Colloque 16 & 17 juin 2011
Toulouse
Gerald A. Cohen (1941-2009)
Un voyage intellectuel aux frontières de la radicalité
Fabien Tarrit
OMI (EA 2065)
Université de Reims Champagne-Ardenne
Résumé : Le philosophe Gerald A. Cohen, qui fut titulaire d’une Chaire en Théorie sociale et politique à
lUniversité dOxford entre 1984 et 2008, est décédé le 5 août 2009. Sa pensée, qui se veut radicale et
se présente explicitement comme étant au service de l’émancipation de l’humanité, s’est d’abord
articulée autour de la pensée de Marx. Elle émergea soudainement sur la scène intellectuelle en 1978
avec la parution de Karl Marx’s Theory of History: A Defence. La double originalité de cet ouvrage
consiste d’une part à défendre le matérialisme historique sur des fondements méthodologiques
traditionnellement considérés comme contradictoires avec ce qu’a écrit Marx (philosophie analytique,
explication fonctionnelle), et d’autre part à avoir impulsé une école de pensée, le marxisme analytique,
dont les travaux ont également porté sur l’économie, la sociologie, l’histoire… Par la suite, après une
longue série de débats sur ce thème, et sans renoncer à sa recherche de radicalité intellectuelle, Cohen
tendit à se détacher de la théorie de Marx, à la fois pour des raisons théoriques relevant de la
cohérence logique, et pour des raisons empiriques tenant à la correspondance entre la théorie et les
faits. Il se rapprochera alors progressivement des travaux de philosophie politique s’étant développés
autour de la Théorie de la justice de John Rawls.

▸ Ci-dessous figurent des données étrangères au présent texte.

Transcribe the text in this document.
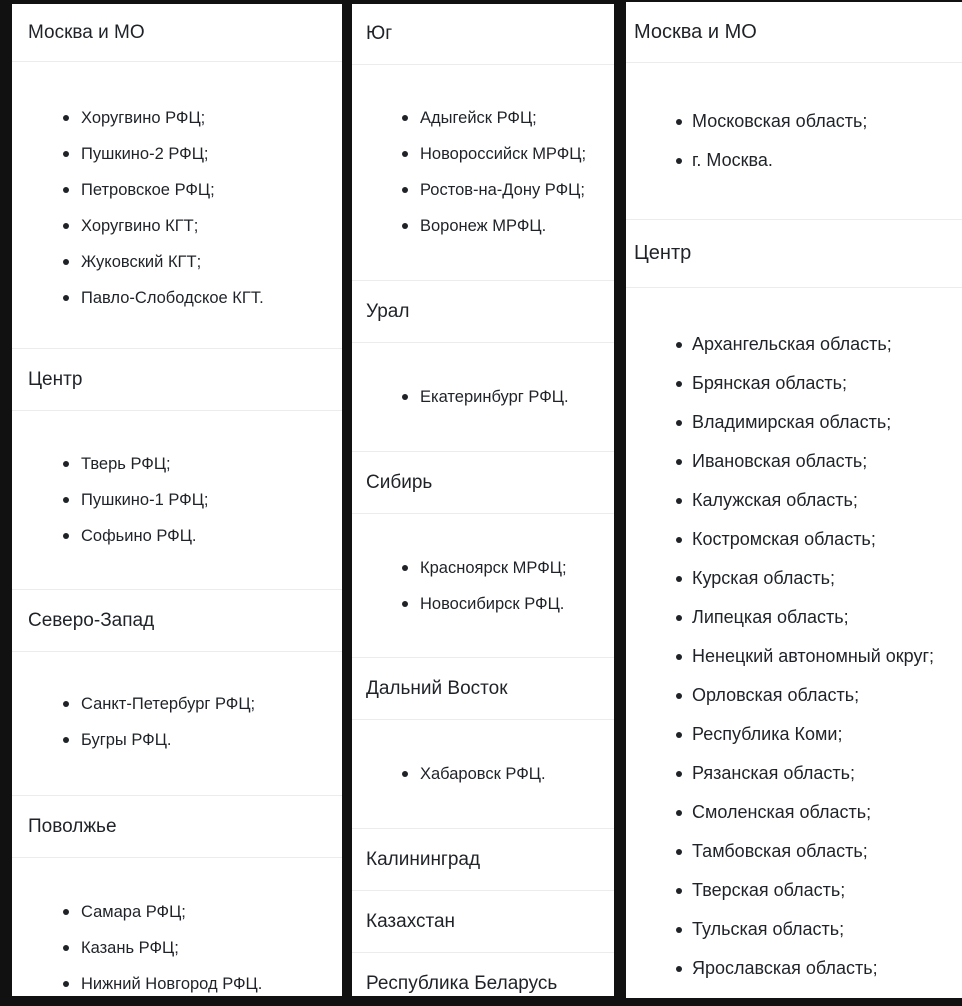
Москва и МО
Хоругвино РФЦ;
Пушкино-2 РФЦ;
Петровское РФЦ;
Хоругвино КГТ;
Жуковский КГТ;
Павло-Слободское КГТ.
Центр
Тверь РФЦ;
Пушкино-1 РФЦ;
Софьино РФЦ.
Северо-Запад
Санкт-Петербург РФЦ;
Бугры РФЦ.
Поволжье
Самара РФЦ;
Казань РФЦ;
Нижний Новгород РФЦ.
Юг
Адыгейск РФЦ;
Новороссийск МРФЦ;
Ростов-на-Дону РФЦ;
Воронеж МРФЦ.
Урал
Екатеринбург РФЦ.
Сибирь
Красноярск МРФЦ;
Новосибирск РФЦ.
Дальний Восток
Хабаровск РФЦ.
Калининград
Казахстан
Республика Беларусь
Москва и МО
Московская область;
г. Москва.
Центр
Архангельская область;
Брянская область;
Владимирская область;
Ивановская область;
Калужская область;
Костромская область;
Курская область;
Липецкая область;
Ненецкий автономный округ;
Орловская область;
Республика Коми;
Рязанская область;
Смоленская область;
Тамбовская область;
Тверская область;
Тульская область;
Ярославская область;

Ce mouvement ne fut pas immédiat, puisquil sest
d’abord approprié le concept libertarien de propriété de soi pour chercher à l’associer à une approche
marxiste. Son intention était alors, en s’appuyant sur les travaux de John Locke, d’utiliser un argument
libertarien au service de la théorie critique. Il abandonna ce concept avant d’intégrer pleinement le
débat normatif autour des problématiques de justice sociale. S’appuyant sur la philosophie kantienne,
il reprochait à l’analyse de John Rawls l’insuffisance d’autonomie accordée aux choix individuels, se
rapprochant ainsi d’une théorie des choix individuels. Tel fut le voyage intellectuel de Jerry Cohen, qui
consistait à puiser chez les grands auteurs (Marx, Locke, Kant) les outils intellectuels de la radicalité.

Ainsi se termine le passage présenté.